Technology and automation are expected to play a big role in fresh-cut produce facilities of the future.However, when it comes to producing a product that’s both safe and fresh, produce processors must combine the efficiency of these new systems with the expertise of well-educated employees. Fortunately, there are lots of resources employers can use to train their staff in effective fresh-cut safety practices.
While systems like the Accu-Tab® Calcium Hypochlorite Feed System are a low maintenance, affordable way to automate operations, the expertise and attention of your staff is vital to growing and protecting your business. For example, our system offers precise, consistent chlorine delivery; however, the employees managing it still must know how many hypochlorite tablets to deploy, depending on how much water is being used.
In any professional setting, knowledge is power, and industry training programs like the United Fresh Foundation, International Produce Training, the University of California Davis Postharvest Technology Center and others offer facilities USDA-accredited and on-site or off-site courses. These courses train employees in the fundamentals of produce inspection and standards in addition to courses on individual commodities.

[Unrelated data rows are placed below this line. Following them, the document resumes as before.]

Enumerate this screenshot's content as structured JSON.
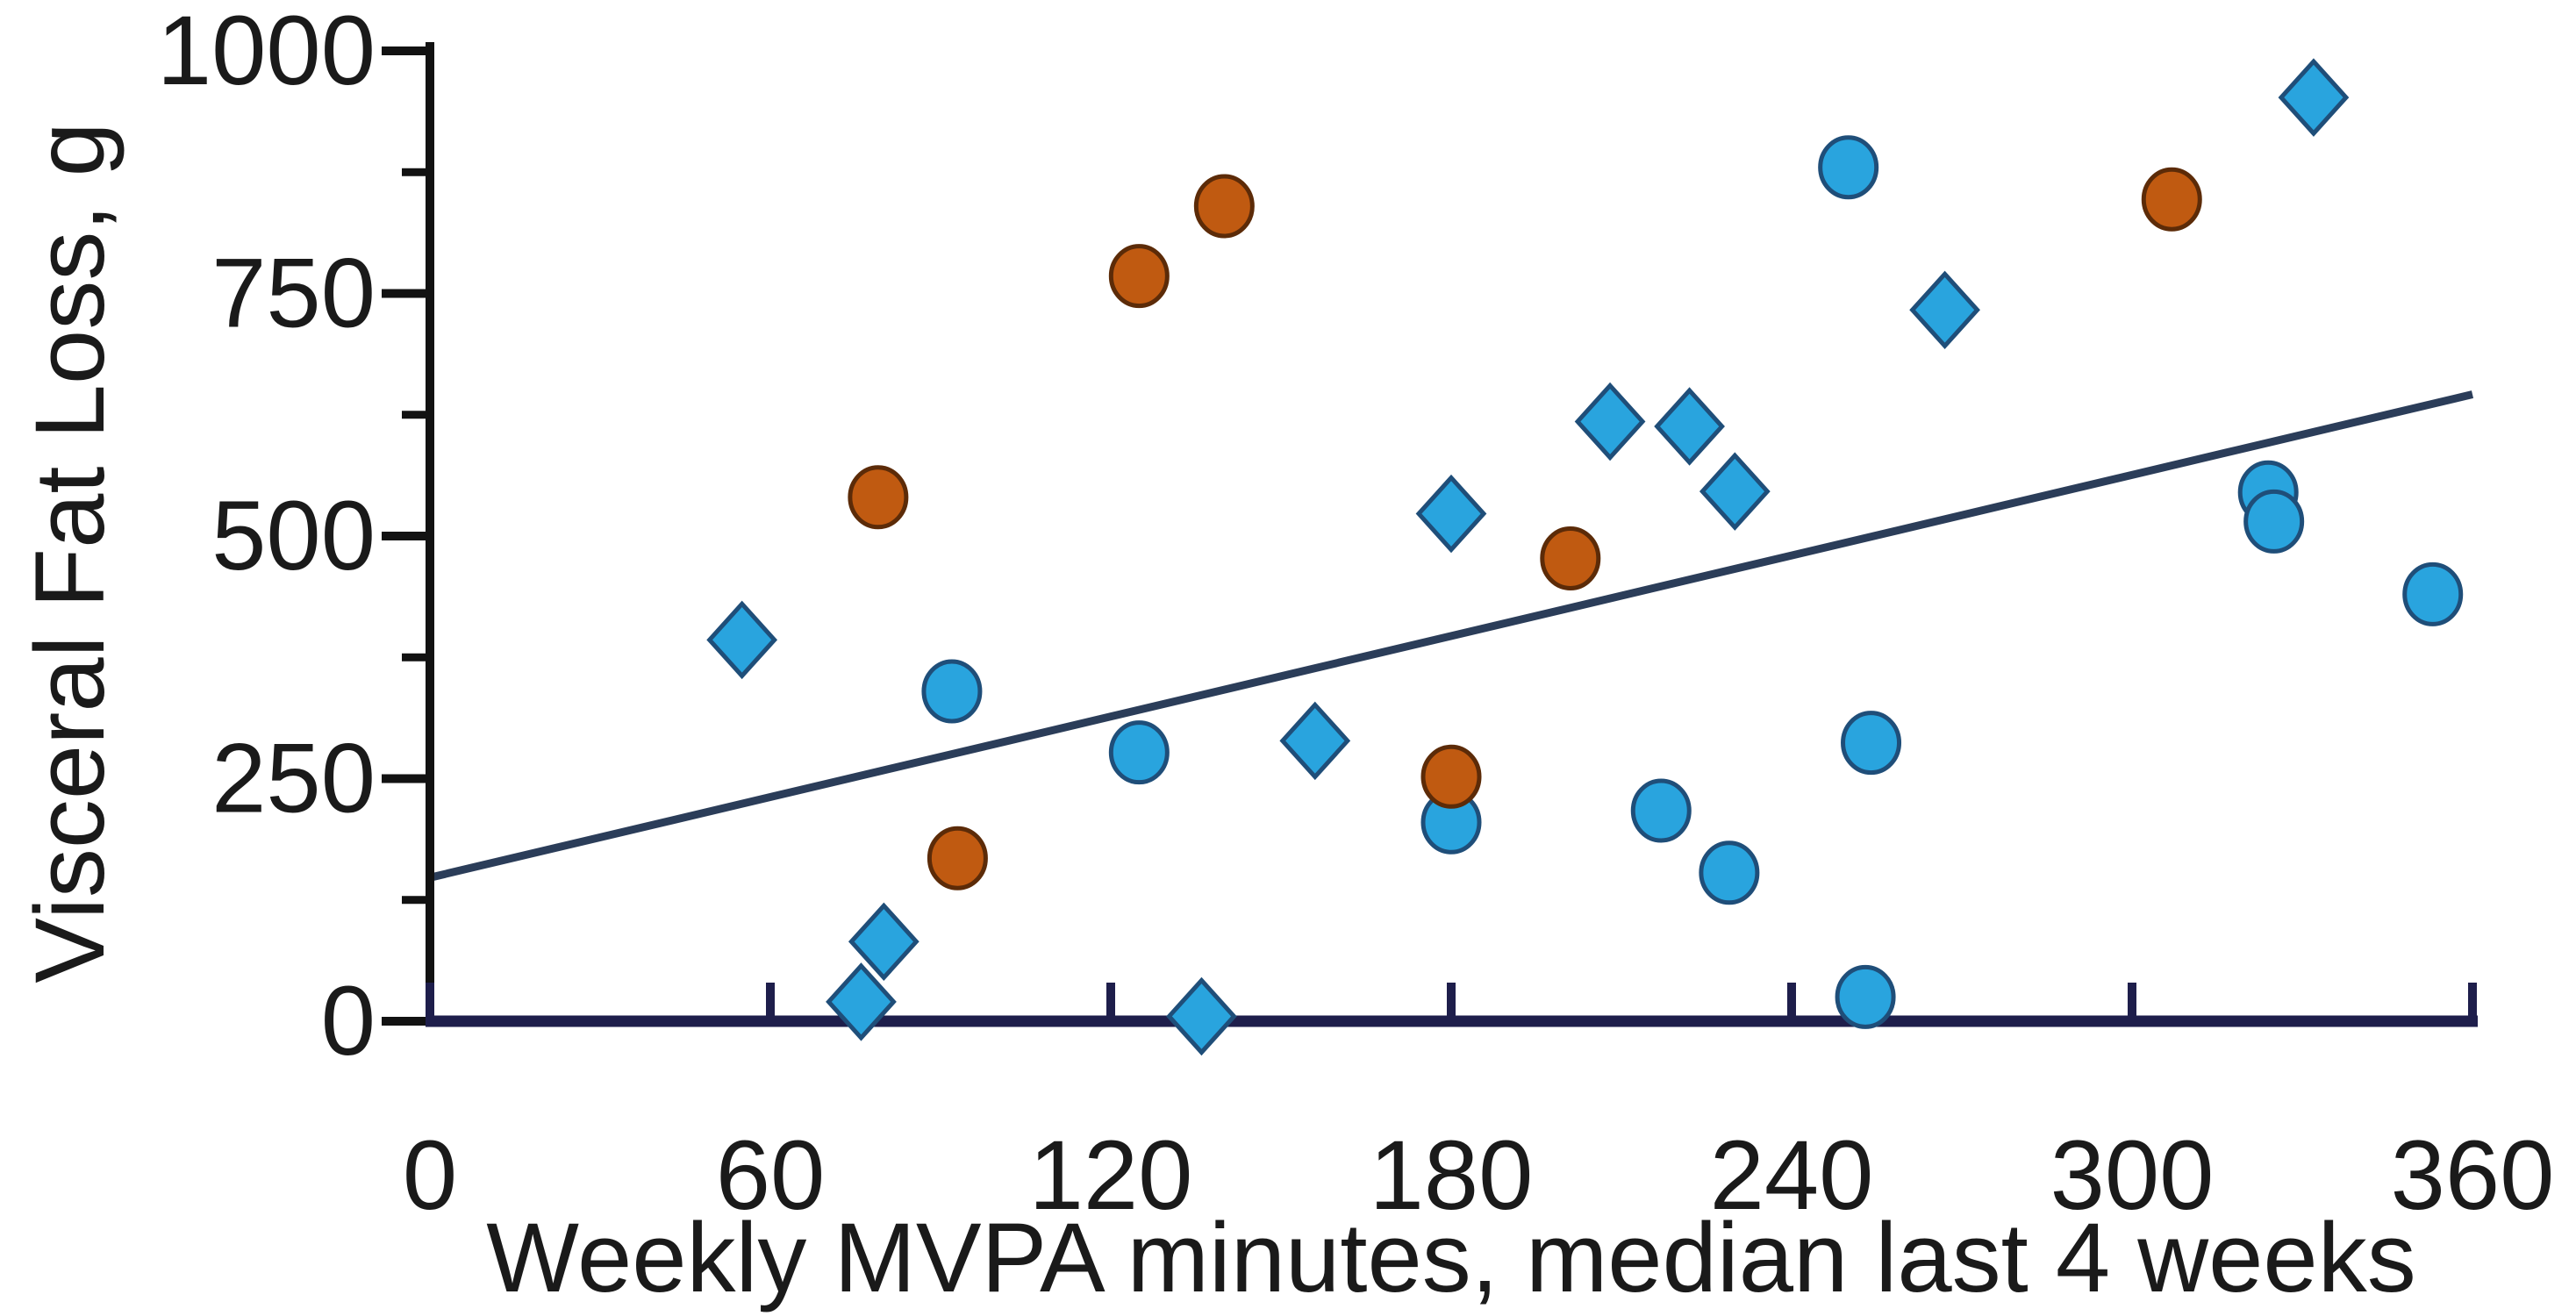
{
  "chart_data": {
    "type": "scatter",
    "title": "",
    "xlabel": "Weekly MVPA minutes, median last 4 weeks",
    "ylabel": "Visceral Fat Loss, g",
    "xlim": [
      0,
      360
    ],
    "ylim": [
      0,
      1000
    ],
    "x_ticks": [
      0,
      60,
      120,
      180,
      240,
      300,
      360
    ],
    "y_ticks": [
      0,
      250,
      500,
      750,
      1000
    ],
    "y_minor_ticks": [
      125,
      375,
      625,
      875
    ],
    "grid": false,
    "legend_position": "none",
    "series": [
      {
        "name": "blue-circles",
        "marker": "circle",
        "fill": "#29A4DE",
        "stroke": "#1F4E79",
        "points": [
          [
            92,
            340
          ],
          [
            125,
            277
          ],
          [
            180,
            205
          ],
          [
            217,
            217
          ],
          [
            229,
            153
          ],
          [
            250,
            880
          ],
          [
            253,
            25
          ],
          [
            254,
            287
          ],
          [
            324,
            545
          ],
          [
            325,
            515
          ],
          [
            353,
            440
          ]
        ]
      },
      {
        "name": "blue-diamonds",
        "marker": "diamond",
        "fill": "#29A4DE",
        "stroke": "#1F4E79",
        "points": [
          [
            55,
            393
          ],
          [
            76,
            20
          ],
          [
            80,
            82
          ],
          [
            136,
            5
          ],
          [
            156,
            289
          ],
          [
            180,
            523
          ],
          [
            208,
            618
          ],
          [
            222,
            613
          ],
          [
            230,
            546
          ],
          [
            267,
            733
          ],
          [
            332,
            952
          ]
        ]
      },
      {
        "name": "orange-circles",
        "marker": "circle",
        "fill": "#C05A11",
        "stroke": "#5C2B08",
        "points": [
          [
            79,
            540
          ],
          [
            93,
            168
          ],
          [
            125,
            768
          ],
          [
            140,
            840
          ],
          [
            180,
            252
          ],
          [
            201,
            477
          ],
          [
            307,
            847
          ]
        ]
      }
    ],
    "trend_line": {
      "x": [
        0,
        360
      ],
      "y": [
        148,
        646
      ],
      "color": "#2B3D59"
    }
  },
  "colors": {
    "background": "#ffffff",
    "text": "#1a1a1a",
    "y_axis": "#121212",
    "x_axis": "#1E1E4B",
    "trend": "#2B3D59",
    "blue_fill": "#29A4DE",
    "blue_stroke": "#1F4E79",
    "orange_fill": "#C05A11",
    "orange_stroke": "#5C2B08"
  }
}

Educating your employees on these best practices can minimize losses and encourage fresher, more attractive output. An employee that has not been formally trained by a USDA-accredited program may not know the difference between a bruised berry and a decaying one, or how much rib discoloration on a head of lettuce is acceptable. These decisions can have profound effects on your bottom line. Inspection and commodity courses teach your employees how to protect your inventory, your reputation, and of course, your customers.
Fresh-cut produce facilities should be aware of Hazard Analysis and Critical Control Points (HACCP)—a preventative approach to food safety that is mandatory for juice and meat processors but is non-binding for produce processors. However, the FDA still recommends employee training for maximum safety. You can read the FDA’s full HACCP guide for fresh-cut fruits and vegetables here, which includes the following recommendations:
- Disease Control: Establish policies for reporting employee illnesses, train supervisors to identify symptoms, and contain employee injuries and wounds.
- Cleanliness: Establish good personal hygiene practices as well as sanitizing gloves and other handling equipment.
- Training: As noted earlier, USDA-accredited training courses are a great way to prevent inadvertent contamination or spoilage of produce. The FDA’s HACCP standards recommend training produce processing employees in the following:
- Hand washing technique.
- Roles and responsibilities of different positions in the facility, from those who identify deficiencies in the end product to those who monitor the pH levels and temperature of wash water.
- Sanitation principles and practices, including sanitation of processing equipment, and tools, as well as proper chemical storage. Specifically, the FDA advises that all water that eventually becomes a component of fresh-cut produce, including contact with equipment and surfaces, comply with Federal, State and local requirements. (A modern chlorination system can be a great avenue through which to educate your employees about these practices.